We also heard uncompromising criticism of Kuwait’s ban on women from voting and holding office. Over lunch at his beautiful home overlooking the Persian Gulf, with his Georgetown- and Johns Hopkins University–educated daughter looking on, former minister of oil and ex–Kuwaiti ambassador to the United States Sheik Saud Nasser Al-Sabah pronounced the ban a “black spot” on constitutional government in Kuwait.

The Women’s Cultural and Social Society—an organization whose activities include promoting awareness of health issues within the family, caring for cancer patients, raising money for the poor, and organizing symposia, courses, and workshops—has played a prominent role in the fight for women’s suffrage. A member of the society’s board currently has a lawsuit pending against the ban, with a judgment due this fall. In speaking to us, the leadership stressed that, in challenging the ban, they were demanding that the laws of the land comply with the constitution’s guarantees of freedom and equality for all citizens.

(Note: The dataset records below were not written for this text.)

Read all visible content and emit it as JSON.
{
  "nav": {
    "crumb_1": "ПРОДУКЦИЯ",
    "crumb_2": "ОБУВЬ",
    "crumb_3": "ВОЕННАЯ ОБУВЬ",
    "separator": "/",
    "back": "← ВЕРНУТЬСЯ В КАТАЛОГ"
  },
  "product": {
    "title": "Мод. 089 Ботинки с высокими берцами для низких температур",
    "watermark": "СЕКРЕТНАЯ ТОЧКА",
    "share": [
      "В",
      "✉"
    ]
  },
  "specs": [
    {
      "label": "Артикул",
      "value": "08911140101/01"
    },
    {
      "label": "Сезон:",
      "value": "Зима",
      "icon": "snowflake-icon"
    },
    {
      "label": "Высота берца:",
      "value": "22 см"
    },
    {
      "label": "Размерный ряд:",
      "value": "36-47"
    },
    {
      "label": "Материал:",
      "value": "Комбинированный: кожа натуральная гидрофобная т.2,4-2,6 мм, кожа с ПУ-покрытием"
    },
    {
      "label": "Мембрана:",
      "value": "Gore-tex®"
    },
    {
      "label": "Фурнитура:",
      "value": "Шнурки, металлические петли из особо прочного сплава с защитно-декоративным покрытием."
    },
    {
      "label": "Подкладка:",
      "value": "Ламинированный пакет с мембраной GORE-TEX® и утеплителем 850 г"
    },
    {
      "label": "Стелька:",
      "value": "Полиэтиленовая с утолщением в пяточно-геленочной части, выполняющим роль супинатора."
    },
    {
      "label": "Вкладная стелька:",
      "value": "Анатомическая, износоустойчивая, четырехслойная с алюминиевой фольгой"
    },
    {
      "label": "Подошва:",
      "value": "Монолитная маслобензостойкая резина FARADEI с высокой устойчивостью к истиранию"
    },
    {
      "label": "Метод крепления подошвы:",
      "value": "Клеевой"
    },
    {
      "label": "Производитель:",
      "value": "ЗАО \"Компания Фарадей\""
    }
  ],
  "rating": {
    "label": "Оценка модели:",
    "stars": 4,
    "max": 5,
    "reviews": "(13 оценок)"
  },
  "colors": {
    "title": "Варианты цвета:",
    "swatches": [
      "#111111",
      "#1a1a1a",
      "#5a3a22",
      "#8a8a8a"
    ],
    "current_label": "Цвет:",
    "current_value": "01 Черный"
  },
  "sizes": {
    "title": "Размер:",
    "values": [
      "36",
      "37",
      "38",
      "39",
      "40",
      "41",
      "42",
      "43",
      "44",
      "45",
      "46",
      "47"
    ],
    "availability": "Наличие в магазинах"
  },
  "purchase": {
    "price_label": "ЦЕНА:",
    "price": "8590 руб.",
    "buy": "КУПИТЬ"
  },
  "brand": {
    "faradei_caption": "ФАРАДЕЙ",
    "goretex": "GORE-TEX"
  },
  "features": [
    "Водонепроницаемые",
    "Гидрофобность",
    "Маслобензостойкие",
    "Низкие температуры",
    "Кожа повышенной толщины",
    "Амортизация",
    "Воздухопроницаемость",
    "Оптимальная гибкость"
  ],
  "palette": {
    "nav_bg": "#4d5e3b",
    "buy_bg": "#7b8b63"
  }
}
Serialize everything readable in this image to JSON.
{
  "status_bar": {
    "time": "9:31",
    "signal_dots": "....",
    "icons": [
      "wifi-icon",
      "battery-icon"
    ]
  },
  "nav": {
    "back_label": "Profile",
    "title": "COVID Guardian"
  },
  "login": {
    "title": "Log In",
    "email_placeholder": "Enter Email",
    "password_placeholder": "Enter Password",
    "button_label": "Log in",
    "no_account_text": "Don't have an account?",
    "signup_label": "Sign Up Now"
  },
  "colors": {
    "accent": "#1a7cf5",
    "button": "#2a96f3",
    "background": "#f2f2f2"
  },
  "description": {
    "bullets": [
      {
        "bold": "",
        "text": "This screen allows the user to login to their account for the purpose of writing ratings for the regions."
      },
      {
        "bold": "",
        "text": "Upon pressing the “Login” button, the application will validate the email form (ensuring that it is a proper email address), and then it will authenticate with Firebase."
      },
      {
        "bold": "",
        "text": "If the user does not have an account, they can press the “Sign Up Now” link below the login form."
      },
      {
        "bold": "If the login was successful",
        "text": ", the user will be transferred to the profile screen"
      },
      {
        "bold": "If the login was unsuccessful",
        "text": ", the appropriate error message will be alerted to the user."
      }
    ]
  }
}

Not everybody we talked to agreed on the women’s question. Jassem al-Khorafi, Speaker of the parliament (who stood successfully for reelection), insisted that the time was not yet ripe to give the vote to women. At a typical campaign gathering, surrounded by men who had come to hear speeches, chat idly, and enjoy free food and drink, al-Khorafi insisted that women have to do more to prove they are ready. (He did not tell us what men had done to prove that they were ready.) In principle, he let it be known, he was not opposed to women’s suffrage, though when a measure was introduced in the last parliament, he voted against it. The measure failed by two votes.

Granting the right to vote to women just now, however, may actually in the short run help the country’s most reactionary forces. “It is in the interests of fundamentalists to give women the right to vote,” explained Sheik Saud Nasser Al-Sabah. Many Islamists are married to women who have been raised in strict accordance with religious law and tradition and could be counted on to vote to strengthen the political role of Islam.

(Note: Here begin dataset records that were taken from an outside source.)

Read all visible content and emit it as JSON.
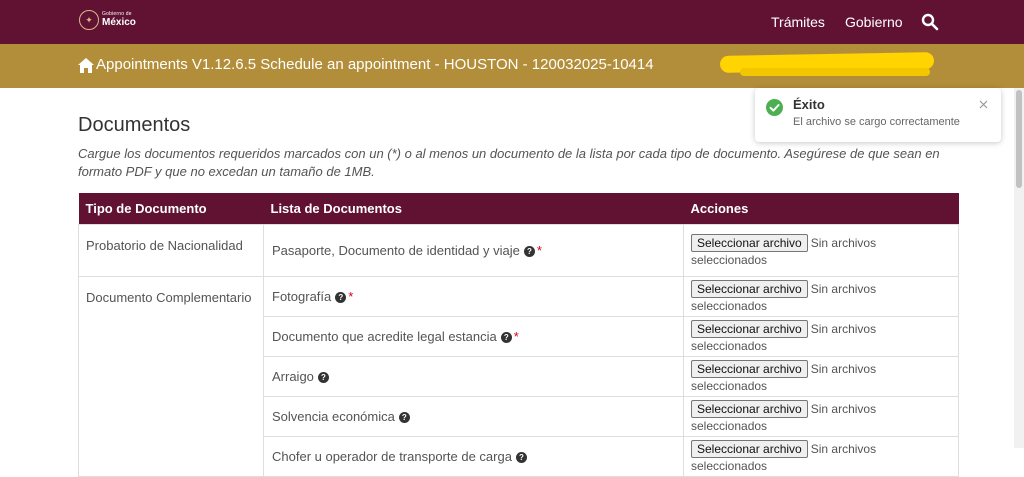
{
  "header": {
    "logo_small": "Gobierno de",
    "logo_big": "México",
    "nav": {
      "tramites": "Trámites",
      "gobierno": "Gobierno"
    },
    "brand_color": "#611232"
  },
  "subheader": {
    "title": "Appointments V1.12.6.5   Schedule an appointment - HOUSTON - 120032025-10414",
    "accent_color": "#b38e3a"
  },
  "main": {
    "title": "Documentos",
    "instructions": "Cargue los documentos requeridos marcados con un (*) o al menos un documento de la lista por cada tipo de documento. Asegúrese de que sean en formato PDF y que no excedan un tamaño de 1MB."
  },
  "table": {
    "headers": [
      "Tipo de Documento",
      "Lista de Documentos",
      "Acciones"
    ],
    "groups": [
      {
        "tipo": "Probatorio de Nacionalidad"
      },
      {
        "tipo": "Documento Complementario"
      }
    ],
    "rows": [
      {
        "doc": "Pasaporte, Documento de identidad y viaje",
        "required": true
      },
      {
        "doc": "Fotografía",
        "required": true
      },
      {
        "doc": "Documento que acredite legal estancia",
        "required": true
      },
      {
        "doc": "Arraigo",
        "required": false
      },
      {
        "doc": "Solvencia económica",
        "required": false
      },
      {
        "doc": "Chofer u operador de transporte de carga",
        "required": false
      }
    ],
    "file_button": "Seleccionar archivo",
    "file_status": "Sin archivos seleccionados",
    "required_mark": "*",
    "help_glyph": "?"
  },
  "toast": {
    "title": "Éxito",
    "message": "El archivo se cargo correctamente",
    "success_color": "#4caf50"
  }
}
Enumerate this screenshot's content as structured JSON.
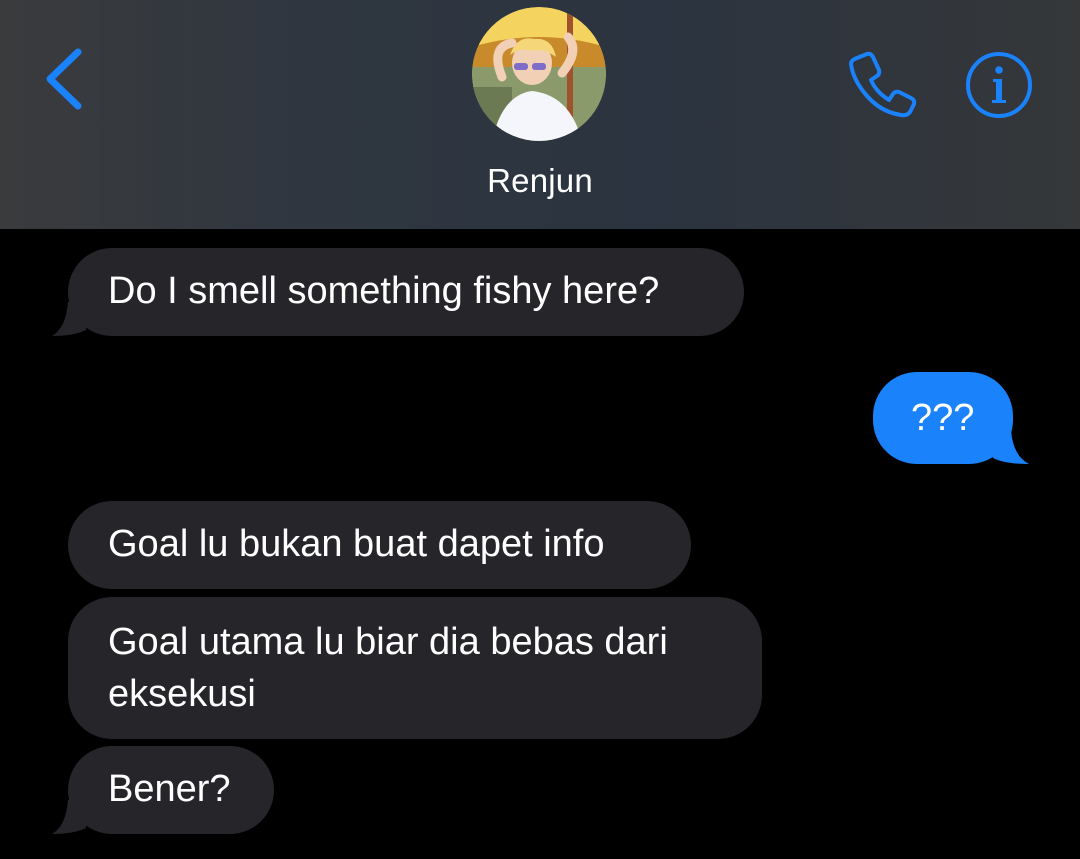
{
  "header": {
    "contact_name": "Renjun",
    "accent_color": "#1a82fb",
    "icons": {
      "back": "chevron-left-icon",
      "call": "phone-icon",
      "info": "info-icon"
    }
  },
  "messages": [
    {
      "from": "them",
      "text": "Do I smell something fishy here?"
    },
    {
      "from": "me",
      "text": "???"
    },
    {
      "from": "them",
      "text": "Goal lu bukan buat dapet info"
    },
    {
      "from": "them",
      "text": "Goal utama lu biar dia bebas dari eksekusi"
    },
    {
      "from": "them",
      "text": "Bener?"
    }
  ]
}
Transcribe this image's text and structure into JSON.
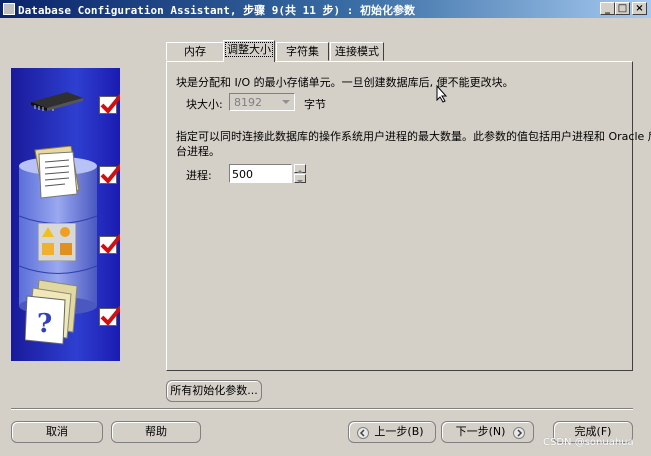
{
  "window": {
    "title": "Database Configuration Assistant, 步骤 9(共 11 步) : 初始化参数"
  },
  "tabs": [
    {
      "label": "内存"
    },
    {
      "label": "调整大小"
    },
    {
      "label": "字符集"
    },
    {
      "label": "连接模式"
    }
  ],
  "sizing": {
    "block_desc": "块是分配和 I/O 的最小存储单元。一旦创建数据库后, 便不能更改块。",
    "block_label": "块大小:",
    "block_value": "8192",
    "block_unit": "字节",
    "process_desc_line1": "指定可以同时连接此数据库的操作系统用户进程的最大数量。此参数的值包括用户进程和 Oracle 后",
    "process_desc_line2": "台进程。",
    "process_label": "进程:",
    "process_value": "500"
  },
  "buttons": {
    "all_params": "所有初始化参数...",
    "cancel": "取消",
    "help": "帮助",
    "back": "上一步(B)",
    "next": "下一步(N)",
    "finish": "完成(F)"
  },
  "watermark": "CSDN @sonuahua",
  "colors": {
    "titlebar_start": "#0a246a",
    "illustration_bg": "#2e3fd0",
    "check_red": "#d01010"
  }
}
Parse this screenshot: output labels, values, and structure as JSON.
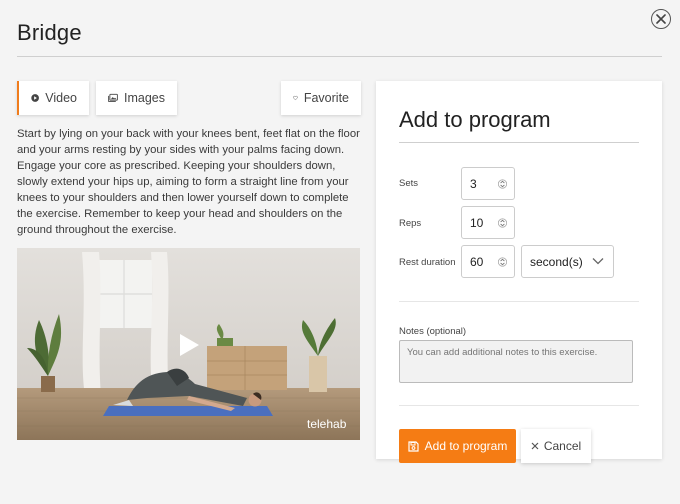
{
  "modal": {
    "title": "Bridge"
  },
  "tabs": {
    "video": "Video",
    "images": "Images",
    "favorite": "Favorite"
  },
  "description": "Start by lying on your back with your knees bent, feet flat on the floor and your arms resting by your sides with your palms facing down. Engage your core as prescribed. Keeping your shoulders down, slowly extend your hips up, aiming to form a straight line from your knees to your shoulders and then lower yourself down to complete the exercise. Remember to keep your head and shoulders on the ground throughout the exercise.",
  "video": {
    "watermark": "telehab"
  },
  "program": {
    "title": "Add to program",
    "sets_label": "Sets",
    "sets_value": "3",
    "reps_label": "Reps",
    "reps_value": "10",
    "rest_label": "Rest duration",
    "rest_value": "60",
    "rest_unit": "second(s)",
    "notes_label": "Notes (optional)",
    "notes_placeholder": "You can add additional notes to this exercise.",
    "add_button": "Add to program",
    "cancel_button": "Cancel"
  },
  "colors": {
    "accent": "#f57c14",
    "text": "#333333",
    "background": "#f4f4f4"
  },
  "icons": {
    "close": "close-icon",
    "video": "play-circle-icon",
    "images": "images-icon",
    "favorite": "heart-icon",
    "video_play": "play-icon",
    "stepper": "stepper-arrows-icon",
    "select": "chevron-down-icon",
    "save": "save-icon",
    "cancel": "x-icon"
  }
}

Nevertheless, the prospects for Kuwaiti women are good. They form a substantial majority at Kuwait University, they constitute more than a third of the workforce, and they occupy high-ranking positions at the universities, in medicine, and in business. It is hard to imagine that, enjoying the blessings of freedom in their professional lives, Kuwaiti women will remain content with its deprivation in their political lives.

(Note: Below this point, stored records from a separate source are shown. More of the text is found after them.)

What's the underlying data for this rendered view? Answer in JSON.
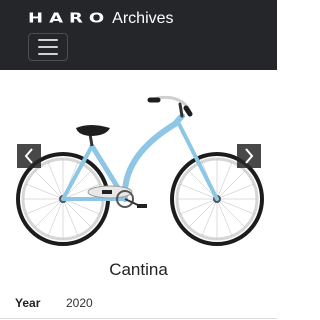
{
  "header": {
    "logo_text": "HARO",
    "logo_sub": "Archives",
    "menu_icon": "hamburger-icon"
  },
  "carousel": {
    "image_icon": "cruiser-bicycle-image",
    "frame_color": "#8ec6e6",
    "prev_icon": "chevron-left-icon",
    "next_icon": "chevron-right-icon"
  },
  "product": {
    "name": "Cantina",
    "specs": [
      {
        "label": "Year",
        "value": "2020"
      }
    ]
  }
}
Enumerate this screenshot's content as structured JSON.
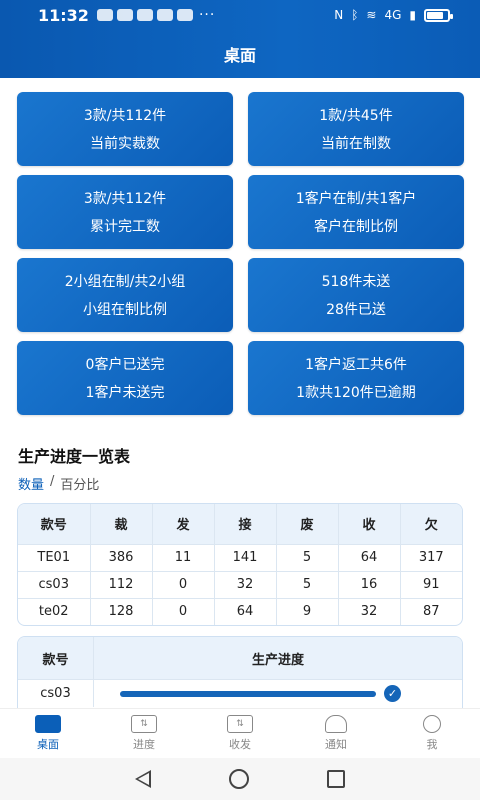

A few days before the election, in the compact conference room of the small think tank for strategic studies that he now heads, Abdullah Bishara, former Kuwaiti ambassador to the United Nations and ex–secretary general of the Gulf Cooperation Council, summed up in perfect English and with a worldly-wise smile the situation that prevails after the election, “We are a few miles into the road of democracy, but many miles lie ahead.” The widespread gratitude and attachment to America in Kuwait, the healthiness of dissent, and the high profile of women in the workplace give reason to hope that the Kuwaitis will find a way to deal with the bumps in the road, the time-consuming detours, and the sudden storms that inevitably mark the journey.